Designing and Evaluating Malinowski's Lens: An AI-Native Educational Game for Ethnographic Learning
Michael Hoffmann, Jophin John, Jan Fillies, Adrian Paschke
TL;DR
The paper presents Malinowski's Lens, an AI-native educational game that transforms Malinowski’s ethnography into an interactive learning experience by integrating Retrieval-Augmented Generation with a pixel-art DALL·E 3 pipeline. It adopts a two-phase gameplay (fieldwork and academic defense) and uses an ethical silhouette approach for Indigenous peoples to provoke critical reflection on representation, while maintaining narrative coherence through a RAG-based retrieval system. Two validation studies demonstrate strong learning outcomes and usability among non-specialists (SUS 83/100; mean quiz 7.5/10) and confirm pedagogical value among expert anthropologists, including discovery of new insights during play.
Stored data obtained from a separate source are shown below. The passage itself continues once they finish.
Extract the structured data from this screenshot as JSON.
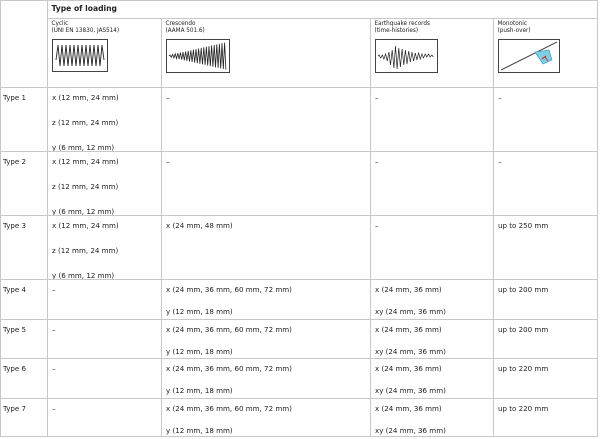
{
  "header": {
    "title": "Type of loading",
    "loadings": [
      {
        "name_line1": "Cyclic",
        "name_line2": "(UNI EN 13830, JAS514)",
        "icon": "cyclic-waveform-icon"
      },
      {
        "name_line1": "Crescendo",
        "name_line2": "(AAMA 501.6)",
        "icon": "crescendo-waveform-icon"
      },
      {
        "name_line1": "Earthquake records",
        "name_line2": "(time-histories)",
        "icon": "earthquake-record-icon"
      },
      {
        "name_line1": "Monotonic",
        "name_line2": "(push-over)",
        "icon": "monotonic-pushover-icon"
      }
    ]
  },
  "rows": [
    {
      "label": "Type 1",
      "cyclic": [
        "x (12 mm, 24 mm)",
        "z (12 mm, 24 mm)",
        "y (6 mm, 12 mm)"
      ],
      "crescendo": [
        "–"
      ],
      "earthquake": [
        "–"
      ],
      "monotonic": [
        "–"
      ]
    },
    {
      "label": "Type 2",
      "cyclic": [
        "x (12 mm, 24 mm)",
        "z (12 mm, 24 mm)",
        "y (6 mm, 12 mm)"
      ],
      "crescendo": [
        "–"
      ],
      "earthquake": [
        "–"
      ],
      "monotonic": [
        "–"
      ]
    },
    {
      "label": "Type 3",
      "cyclic": [
        "x (12 mm, 24 mm)",
        "z (12 mm, 24 mm)",
        "y (6 mm, 12 mm)"
      ],
      "crescendo": [
        "x (24 mm, 48 mm)"
      ],
      "earthquake": [
        "–"
      ],
      "monotonic": [
        "up to 250 mm"
      ]
    },
    {
      "label": "Type 4",
      "cyclic": [
        "–"
      ],
      "crescendo": [
        "x (24 mm, 36 mm, 60 mm, 72 mm)",
        "y (12 mm, 18 mm)"
      ],
      "earthquake": [
        "x (24 mm, 36 mm)",
        "xy (24 mm, 36 mm)"
      ],
      "monotonic": [
        "up to 200 mm"
      ]
    },
    {
      "label": "Type 5",
      "cyclic": [
        "–"
      ],
      "crescendo": [
        "x (24 mm, 36 mm, 60 mm, 72 mm)",
        "y (12 mm, 18 mm)"
      ],
      "earthquake": [
        "x (24 mm, 36 mm)",
        "xy (24 mm, 36 mm)"
      ],
      "monotonic": [
        "up to 200 mm"
      ]
    },
    {
      "label": "Type 6",
      "cyclic": [
        "–"
      ],
      "crescendo": [
        "x (24 mm, 36 mm, 60 mm, 72 mm)",
        "y (12 mm, 18 mm)"
      ],
      "earthquake": [
        "x (24 mm, 36 mm)",
        "xy (24 mm, 36 mm)"
      ],
      "monotonic": [
        "up to 220 mm"
      ]
    },
    {
      "label": "Type 7",
      "cyclic": [
        "–"
      ],
      "crescendo": [
        "x (24 mm, 36 mm, 60 mm, 72 mm)",
        "y (12 mm, 18 mm)"
      ],
      "earthquake": [
        "x (24 mm, 36 mm)",
        "xy (24 mm, 36 mm)"
      ],
      "monotonic": [
        "up to 220 mm"
      ]
    }
  ]
}
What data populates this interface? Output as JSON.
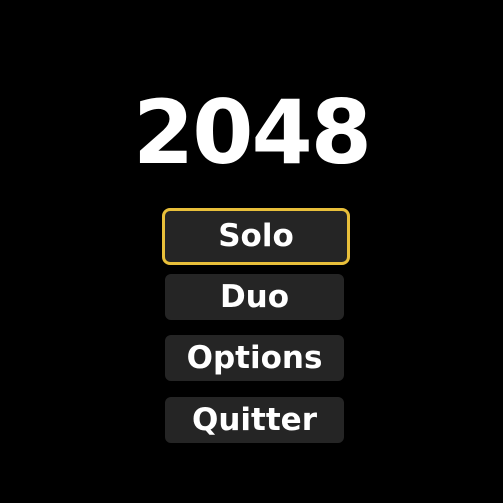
{
  "title": "2048",
  "menu": {
    "items": [
      {
        "label": "Solo",
        "selected": true
      },
      {
        "label": "Duo",
        "selected": false
      },
      {
        "label": "Options",
        "selected": false
      },
      {
        "label": "Quitter",
        "selected": false
      }
    ]
  },
  "colors": {
    "background": "#000000",
    "title_text": "#ffffff",
    "button_background": "#252525",
    "button_text": "#ffffff",
    "selected_border": "#e8bf3a"
  }
}
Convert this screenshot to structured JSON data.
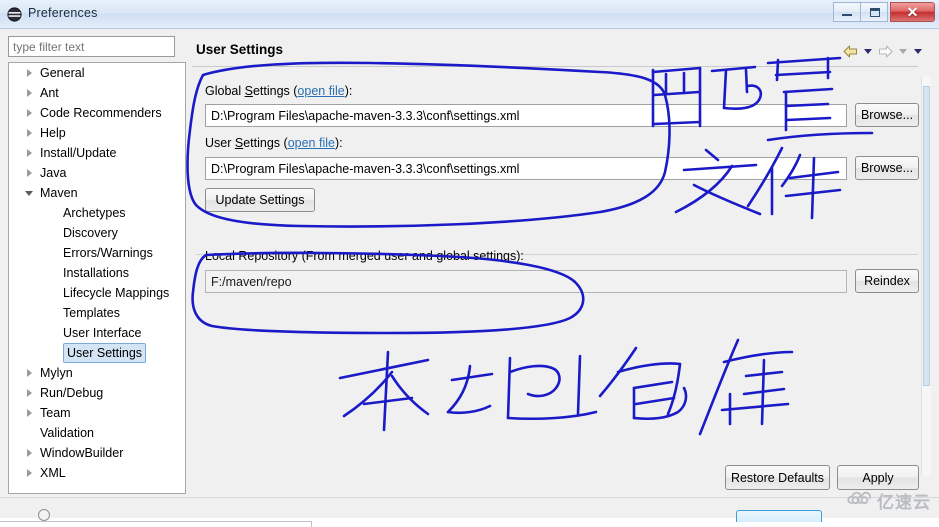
{
  "window": {
    "title": "Preferences",
    "icon": "preferences-icon",
    "controls": {
      "minimize": "minimize-icon",
      "maximize": "restore-icon",
      "close": "✕"
    }
  },
  "sidebar": {
    "filter_placeholder": "type filter text",
    "filter_value": "",
    "items": [
      {
        "label": "General",
        "level": 1,
        "expandable": true,
        "expanded": false,
        "selected": false
      },
      {
        "label": "Ant",
        "level": 1,
        "expandable": true,
        "expanded": false,
        "selected": false
      },
      {
        "label": "Code Recommenders",
        "level": 1,
        "expandable": true,
        "expanded": false,
        "selected": false
      },
      {
        "label": "Help",
        "level": 1,
        "expandable": true,
        "expanded": false,
        "selected": false
      },
      {
        "label": "Install/Update",
        "level": 1,
        "expandable": true,
        "expanded": false,
        "selected": false
      },
      {
        "label": "Java",
        "level": 1,
        "expandable": true,
        "expanded": false,
        "selected": false
      },
      {
        "label": "Maven",
        "level": 1,
        "expandable": true,
        "expanded": true,
        "selected": false
      },
      {
        "label": "Archetypes",
        "level": 2,
        "expandable": false,
        "expanded": false,
        "selected": false
      },
      {
        "label": "Discovery",
        "level": 2,
        "expandable": false,
        "expanded": false,
        "selected": false
      },
      {
        "label": "Errors/Warnings",
        "level": 2,
        "expandable": false,
        "expanded": false,
        "selected": false
      },
      {
        "label": "Installations",
        "level": 2,
        "expandable": false,
        "expanded": false,
        "selected": false
      },
      {
        "label": "Lifecycle Mappings",
        "level": 2,
        "expandable": false,
        "expanded": false,
        "selected": false
      },
      {
        "label": "Templates",
        "level": 2,
        "expandable": false,
        "expanded": false,
        "selected": false
      },
      {
        "label": "User Interface",
        "level": 2,
        "expandable": false,
        "expanded": false,
        "selected": false
      },
      {
        "label": "User Settings",
        "level": 2,
        "expandable": false,
        "expanded": false,
        "selected": true
      },
      {
        "label": "Mylyn",
        "level": 1,
        "expandable": true,
        "expanded": false,
        "selected": false
      },
      {
        "label": "Run/Debug",
        "level": 1,
        "expandable": true,
        "expanded": false,
        "selected": false
      },
      {
        "label": "Team",
        "level": 1,
        "expandable": true,
        "expanded": false,
        "selected": false
      },
      {
        "label": "Validation",
        "level": 1,
        "expandable": false,
        "expanded": false,
        "selected": false
      },
      {
        "label": "WindowBuilder",
        "level": 1,
        "expandable": true,
        "expanded": false,
        "selected": false
      },
      {
        "label": "XML",
        "level": 1,
        "expandable": true,
        "expanded": false,
        "selected": false
      }
    ]
  },
  "page": {
    "title": "User Settings",
    "nav": {
      "back": "back-arrow-icon",
      "back_menu": "chevron-down-icon",
      "forward": "forward-arrow-icon",
      "forward_menu": "chevron-down-icon",
      "view_menu": "chevron-down-icon"
    },
    "global_settings": {
      "label_prefix": "Global ",
      "label_mnemonic": "S",
      "label_suffix": "ettings (",
      "link": "open file",
      "label_end": "):",
      "value": "D:\\Program Files\\apache-maven-3.3.3\\conf\\settings.xml",
      "browse_label": "Browse..."
    },
    "user_settings": {
      "label_prefix": "User ",
      "label_mnemonic": "S",
      "label_suffix": "ettings (",
      "link": "open file",
      "label_end": "):",
      "value": "D:\\Program Files\\apache-maven-3.3.3\\conf\\settings.xml",
      "browse_label": "Browse..."
    },
    "update_settings_label": "Update Settings",
    "local_repository": {
      "label": "Local Repository (From merged user and global settings):",
      "value": "F:/maven/repo",
      "reindex_label": "Reindex"
    },
    "restore_defaults_label": "Restore Defaults",
    "apply_label": "Apply"
  },
  "annotations": {
    "ink_color": "#1a1ac8",
    "top_text": "配置文件",
    "bottom_text": "本地包库"
  },
  "watermark": {
    "text": "亿速云",
    "icon": "cloud-logo-icon",
    "color": "#b9bdc2"
  }
}
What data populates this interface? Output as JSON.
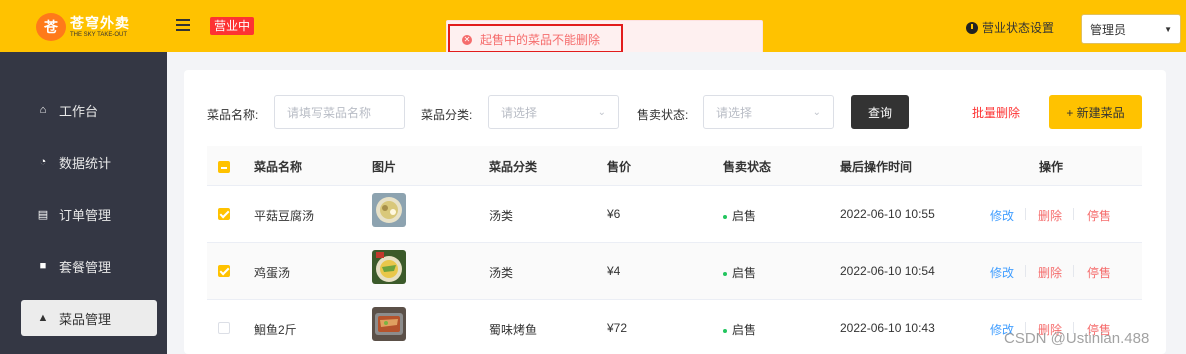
{
  "header": {
    "logo_title": "苍穹外卖",
    "logo_subtitle": "THE SKY TAKE-OUT",
    "status_tag": "营业中",
    "store_status_label": "营业状态设置",
    "user_select": "管理员"
  },
  "toast": {
    "message": "起售中的菜品不能删除"
  },
  "sidebar": {
    "items": [
      {
        "label": "工作台",
        "icon": "home-icon"
      },
      {
        "label": "数据统计",
        "icon": "chart-icon"
      },
      {
        "label": "订单管理",
        "icon": "clipboard-icon"
      },
      {
        "label": "套餐管理",
        "icon": "gift-icon"
      },
      {
        "label": "菜品管理",
        "icon": "dish-icon"
      }
    ]
  },
  "filters": {
    "name_label": "菜品名称:",
    "name_placeholder": "请填写菜品名称",
    "category_label": "菜品分类:",
    "category_placeholder": "请选择",
    "status_label": "售卖状态:",
    "status_placeholder": "请选择",
    "query_button": "查询",
    "batch_delete": "批量删除",
    "new_button": "+ 新建菜品"
  },
  "table": {
    "headers": [
      "菜品名称",
      "图片",
      "菜品分类",
      "售价",
      "售卖状态",
      "最后操作时间",
      "操作"
    ],
    "rows": [
      {
        "checked": true,
        "name": "平菇豆腐汤",
        "category": "汤类",
        "price": "¥6",
        "status": "启售",
        "time": "2022-06-10 10:55",
        "edit": "修改",
        "delete": "删除",
        "stop": "停售"
      },
      {
        "checked": true,
        "name": "鸡蛋汤",
        "category": "汤类",
        "price": "¥4",
        "status": "启售",
        "time": "2022-06-10 10:54",
        "edit": "修改",
        "delete": "删除",
        "stop": "停售"
      },
      {
        "checked": false,
        "name": "鮰鱼2斤",
        "category": "蜀味烤鱼",
        "price": "¥72",
        "status": "启售",
        "time": "2022-06-10 10:43",
        "edit": "修改",
        "delete": "删除",
        "stop": "停售"
      }
    ]
  },
  "watermark": "CSDN @Ustinian.488",
  "colors": {
    "brand": "#ffc200",
    "sidebar": "#343744",
    "danger": "#fd3333",
    "link": "#419eff"
  }
}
The work provides a replicable model for converting scholarly texts into engaging interactive experiences and offers design guidelines for future AI-native educational interfaces in the humanities.
Abstract
This study introduces 'Malinowski's Lens', the first AI-native educational game for anthropology that transforms Bronislaw Malinowski's 'Argonauts of the Western Pacific' (1922) into an interactive learning experience. The system combines Retrieval-Augmented Generation with DALL-E 3 text-to-image generation, creating consistent VGA-style visuals as players embody Malinowski during his Trobriand Islands fieldwork (1915-1918). To address ethical concerns, indigenous peoples appear as silhouettes while Malinowski is detailed, prompting reflection on anthropological representation. Two validation studies confirmed effectiveness: Study 1 with 10 non-specialists showed strong learning outcomes (average quiz score 7.5/10) and excellent usability (SUS: 83/100). Study 2 with 4 expert anthropologists confirmed pedagogical value, with one senior researcher discovering "new aspects" of Malinowski's work through gameplay. The findings demonstrate that AI-driven educational games can effectively convey complex anthropological concepts while sparking disciplinary curiosity. This study advances AI-native educational game design and provides a replicable model for transforming academic texts into engaging interactive experiences.